Nick Peters - keyboards; Danny Kustow - lead guitar; Brian "The Dolphin" - drums, vocals; Tom Robinson - lead vocals, bass
The Tom Robinson Band had recorded four shows in two days at New York's Bottom Line to be used for broadcast on the King Biscuit Flower Hour. The band was just getting adjusted to a new line-up that included Nick Peter on keyboards, replacing original member, Mark Ambler.
Buzz for the Tom Robinson Band was very strong during this period, primarily because he had received considerable press over a song he cut called "Glad To Be Gay." It was a weird paradox because Robinson and the band played punk music that most people deemed to be macho. In the end, his overt openly gay stance might have hurt him with radio programmers and the media, both of whom seemed to cool to his music after the initial LP and US tour. Most of the material at this show was featured on the first LP, Power In The Darkness, which, three decades after its release, still holds up well.
Among the highlights of the show are "Don't Take No For An Answer;" "Long Hot Summer," "Grey Cortina," and Robinson's social anthem, "Glad To Be Gay." Also amusing is the impromptu, "Broken Bass String Blues," which, of course, is self-explanatory.

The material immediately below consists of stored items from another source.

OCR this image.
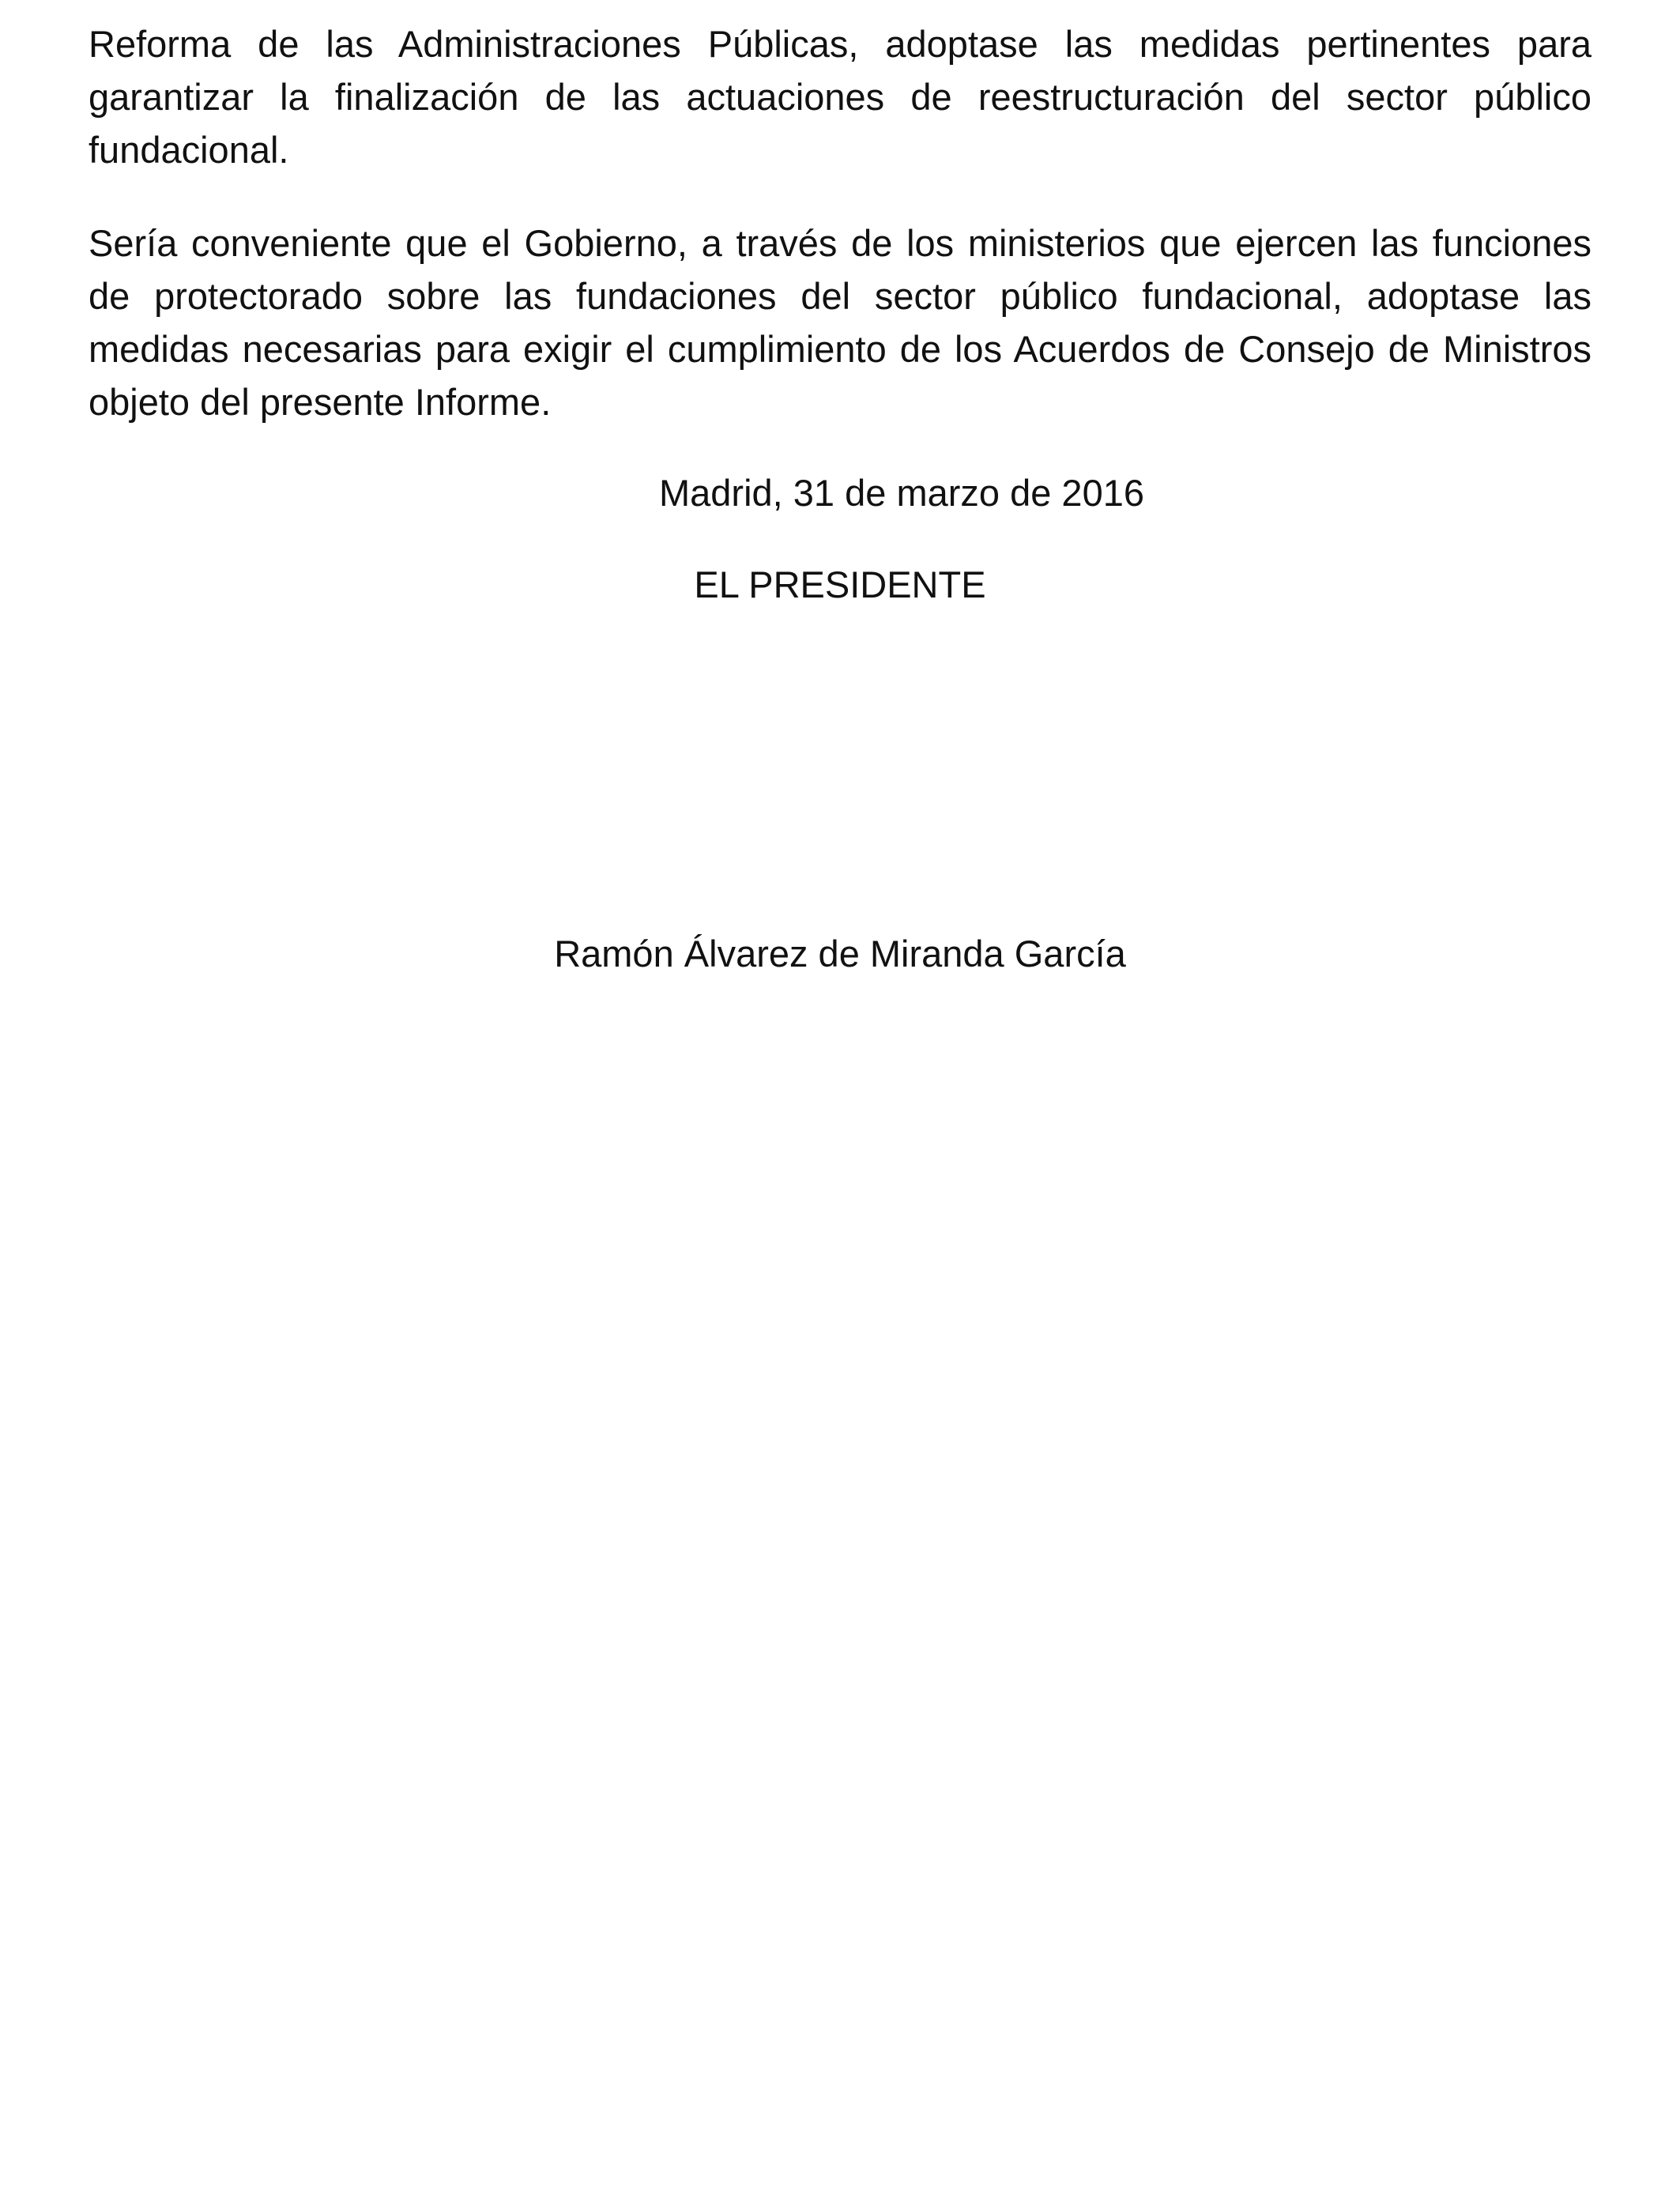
Reforma de las Administraciones Públicas, adoptase las medidas pertinentes para garantizar la finalización de las actuaciones de reestructuración del sector público fundacional.

Sería conveniente que el Gobierno, a través de los ministerios que ejercen las funciones de protectorado sobre las fundaciones del sector público fundacional, adoptase las medidas necesarias para exigir el cumplimiento de los Acuerdos de Consejo de Ministros objeto del presente Informe.

Madrid, 31 de marzo de 2016

EL PRESIDENTE

Ramón Álvarez de Miranda García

Tom Robinson and his band were part of the same UK punk/new wave scene that launched the careers of The Pretenders, the Police, Elvis Costello, and Nick Lowe. With his gritty, streetwise swagger, Robinson was expected to have a big career both in his native UK and here in the US, where FM radio was beginning to embrace this brave new style of music. Although his infectious dance club rocker, "2-4-6-8 Motorway" was the song that broke Robinson in both the clubs and on the radio, it was his controversial anthem, "Glad To Be Gay" that gained him the most media exposure. While David Bowie, The New York Dolls, T Rex, Lou Reed, and other rockers that emerged in the early 70s "glam-rock" movement also heralded the feminine side of men, they were clearly androgynous, or at least, bi-sexual in their approach. Robinson was the first international music artist willing to be rock's advocate for gay rights.
For a short while, Robinson and his sexual politics were all the rage, but he soon fell out of favor with the rock media, and eventually his fans. He released a handful of albums through the mid 1980s, before becoming a musician who toured only occasionally. He eventually broke up the Tom Robinson Band and has settled into life as a popular club DJ in England.